Otomatis aku mencoba duduk, tapi kemudian kepalaku terantuk pada dinding tabung di bagian atas. Tabung ini ternyata tidak cukup lebar untuk memuat objeknya dalam posisi lain selain terbaring. Maka, aku mencoba merayap keluar dan segera dibantu oleh Diandra yang telah menunggu di pintu tabung.
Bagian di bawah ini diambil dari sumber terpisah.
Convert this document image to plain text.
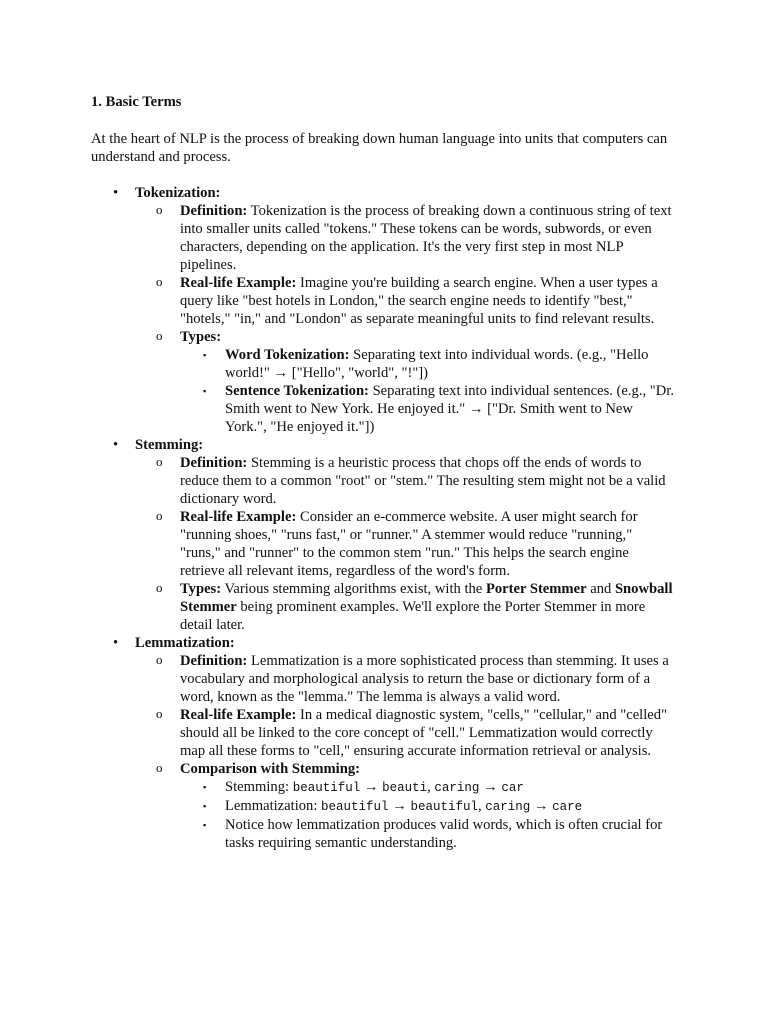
1. Basic Terms

At the heart of NLP is the process of breaking down human language into units that computers can understand and process.

• Tokenization:
o Definition: Tokenization is the process of breaking down a continuous string of text into smaller units called "tokens." These tokens can be words, subwords, or even characters, depending on the application. It's the very first step in most NLP pipelines.
o Real-life Example: Imagine you're building a search engine. When a user types a query like "best hotels in London," the search engine needs to identify "best," "hotels," "in," and "London" as separate meaningful units to find relevant results.
o Types:
▪ Word Tokenization: Separating text into individual words. (e.g., "Hello world!" → ["Hello", "world", "!"])
▪ Sentence Tokenization: Separating text into individual sentences. (e.g., "Dr. Smith went to New York. He enjoyed it." → ["Dr. Smith went to New York.", "He enjoyed it."])
• Stemming:
o Definition: Stemming is a heuristic process that chops off the ends of words to reduce them to a common "root" or "stem." The resulting stem might not be a valid dictionary word.
o Real-life Example: Consider an e-commerce website. A user might search for "running shoes," "runs fast," or "runner." A stemmer would reduce "running," "runs," and "runner" to the common stem "run." This helps the search engine retrieve all relevant items, regardless of the word's form.
o Types: Various stemming algorithms exist, with the Porter Stemmer and Snowball Stemmer being prominent examples. We'll explore the Porter Stemmer in more detail later.
• Lemmatization:
o Definition: Lemmatization is a more sophisticated process than stemming. It uses a vocabulary and morphological analysis to return the base or dictionary form of a word, known as the "lemma." The lemma is always a valid word.
o Real-life Example: In a medical diagnostic system, "cells," "cellular," and "celled" should all be linked to the core concept of "cell." Lemmatization would correctly map all these forms to "cell," ensuring accurate information retrieval or analysis.
o Comparison with Stemming:
▪ Stemming: beautiful → beauti, caring → car
▪ Lemmatization: beautiful → beautiful, caring → care
▪ Notice how lemmatization produces valid words, which is often crucial for tasks requiring semantic understanding.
Tanpa aba-aba, segera setelah berhasil menegakan tubuh, aku mengosongkan isi lambung ini melalui beberapa ronde muntahan yang sama sekali tidak bisa ditahan. Berkali-kali lipat dari muntah di toilet kereta beberapa hari lalu, saat semua kekacauan ini baru saja dimulai. Aku terus muntah hingga hanya cairan bening yang keluar dan akhirnya rasa mual itu habis tak bersisa.
Setelahnya, aku mengusap mulut dengan lengan baju, dan bernapas tersendat-sendat seraya mengedarkan pandangan pada Diandra, Lukas, dan Bio. "Maaf."
"Sini, duduk dulu." Diandra menuntunku ke kursi di meja panjang tempat kami bercakap-cakap satu jam yang lalu. Rasanya seperti sudah lama sekali.
Bio naik ke atas bungker lalu kembali tak lama kemudian dengan peralatan pel. Merasa tak enak hati, aku segera berdiri. "Biar aku aja, Bi."
"Jangan aneh-aneh deh, Lin." Bio menampik tawaran itu. "Udah lu duduk aja."
Sementara, Lukas menyodorkan gelas berisi teh manis hangat. Aku segera menerima dan meneguknya sampai habis. Cairan itu berhasil membuatku merasa sedikit lebih baik. Diandra dan Lukas memandangiku penuh cemas.
"Aku baik-baik aja. Gak apa-apa, kok." Aku mencoba menenangkan mereka.
"Gak usah maksain diri buat langsung cerita, pasti kamu pusing banget. Logikanya, saat gak sengaja terlempar di terowongan itu aja, kita mual banget sampai kamu muntah, kan? Apalagi sekarang, kamu sengaja dilempar. Tenangin diri dulu aja, kita siap nunggu, kok." Lukas berkata pelan sambil mengambil kembali gelas kosong di tanganku. "Mau diisi lagi?"
"Mau," jawabku. "Tolong, ya."
Lukas segera beranjak ke meja kecil di dekat tangga, rupanya di sana telah ada teko kecil juga beberapa kudapan yang sepertinya disiapkan saat aku belum datang tadi. Ia memang berkata aku tidak perlu langsung menceritakan semuanya, kepala pun masih terasa luar biasa sakit, seperti dipukuli palu. Namun, aku tak bisa menahan diri lagi.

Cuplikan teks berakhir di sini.